Target: The Dinosaur Invasion

Malcolm Hulke again, telling another eco-tale where this time the environmentalists are the baddies.

The initial evacuation is shown through the experiences of one Shughie, who's come down from Glasgow for the Cup Final (either the Scottish Cup final was held in London that year, or he and his mates are big fans of English football). He gets offed by a dinosaur that he thinks is a whisky-induced hallucination.

The Doctor and Sarah's journey across London takes a lot more time - I think Hulke is enjoying the chance to do some Day of the Triffids atmosphere with empty shops, rotting food and looters. Sarah is delighted to see Woolworths again, much to the Doctor's exasperation.

10 million people were evacuated, not 8 million. The patrol leader does not fire a machine gun burst to intimidate the Doctor and Sarah. Instead he has a megaphone - 'Speaking through it gave him great authority,' remarks the narrator.

The Doctor's childish treatment of Gen Finch's question in their initial encounter is made a bit more reasonable by having the Doctor express his annoyance at Finch's rudeness.

Butler has a scar. Whitaker thinks that's a pity - because Whitaker is 'about as blatantly gay in the novelisation as is possible in a Target book'.

In the aircraft hangar, when the Doctor's working on his detector there are several very odd references to a small black knob which he 'keeps twiddling', asks the Brigadier if he's got any oil to lubricate it, and finally 'forgets about the troublesome black knob.' What can this mean?

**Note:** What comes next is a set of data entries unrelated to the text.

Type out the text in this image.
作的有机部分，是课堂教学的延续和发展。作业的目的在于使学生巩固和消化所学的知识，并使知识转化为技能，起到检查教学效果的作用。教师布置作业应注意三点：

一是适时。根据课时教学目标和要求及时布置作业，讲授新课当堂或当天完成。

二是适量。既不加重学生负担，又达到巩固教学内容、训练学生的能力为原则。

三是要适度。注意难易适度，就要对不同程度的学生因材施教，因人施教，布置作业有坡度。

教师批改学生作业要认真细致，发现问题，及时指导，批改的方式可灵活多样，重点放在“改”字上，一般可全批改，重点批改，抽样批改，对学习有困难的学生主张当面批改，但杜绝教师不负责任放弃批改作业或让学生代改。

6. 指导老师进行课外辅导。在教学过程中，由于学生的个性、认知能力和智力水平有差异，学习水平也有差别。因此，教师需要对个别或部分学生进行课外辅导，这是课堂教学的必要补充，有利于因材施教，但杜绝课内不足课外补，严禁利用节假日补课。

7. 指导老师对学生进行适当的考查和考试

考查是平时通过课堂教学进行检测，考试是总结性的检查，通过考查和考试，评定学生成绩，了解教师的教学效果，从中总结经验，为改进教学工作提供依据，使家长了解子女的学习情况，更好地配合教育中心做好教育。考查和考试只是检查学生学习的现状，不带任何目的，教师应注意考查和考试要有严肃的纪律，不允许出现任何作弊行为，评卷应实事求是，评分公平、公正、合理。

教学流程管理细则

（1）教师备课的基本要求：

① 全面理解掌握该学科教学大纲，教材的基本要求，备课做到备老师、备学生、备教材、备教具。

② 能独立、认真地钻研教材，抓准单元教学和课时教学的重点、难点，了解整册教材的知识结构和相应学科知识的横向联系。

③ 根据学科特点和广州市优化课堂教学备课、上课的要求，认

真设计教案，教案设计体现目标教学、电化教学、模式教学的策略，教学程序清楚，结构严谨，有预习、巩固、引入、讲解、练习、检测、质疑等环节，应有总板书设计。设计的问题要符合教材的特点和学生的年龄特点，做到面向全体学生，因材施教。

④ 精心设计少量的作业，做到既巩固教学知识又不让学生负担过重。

The Doctor doesn't justify not having built a portable detector in the first place (on screen he does so on accuracy grounds). He just says he didn't think of it.

There's some good Hulkery in the dinosaur scenes - we're always shown the creature's POV (they want to munch large green leaves, they think the Houses of Parliament are other monsters, they are afraid of the flash on Sarah's camera because they think it's lightning).

Sarah taunts Butler about his scar, but it backfires because he tells her he got it from being a fireman, when he fell through a glass roof rescuing a child. Sarah feels bad (perhaps he made it up so she would!) but we're left wondering why she does it in the first place.

The climactic scene is different: some of the spaceship people are persuaded to let Whitaker pull the lever. There's no business about the Doctor having reversed the polarity, Grover and Whitaker disappear simply because they're closest to the device.

There's an epilogue where the Doctor answers Sarah's doubts about changing history by showing her a Biblical account of odd creatures which might have been from the future, or another planet. Much as I appreciate this familiar SF trope, it feels tacked on.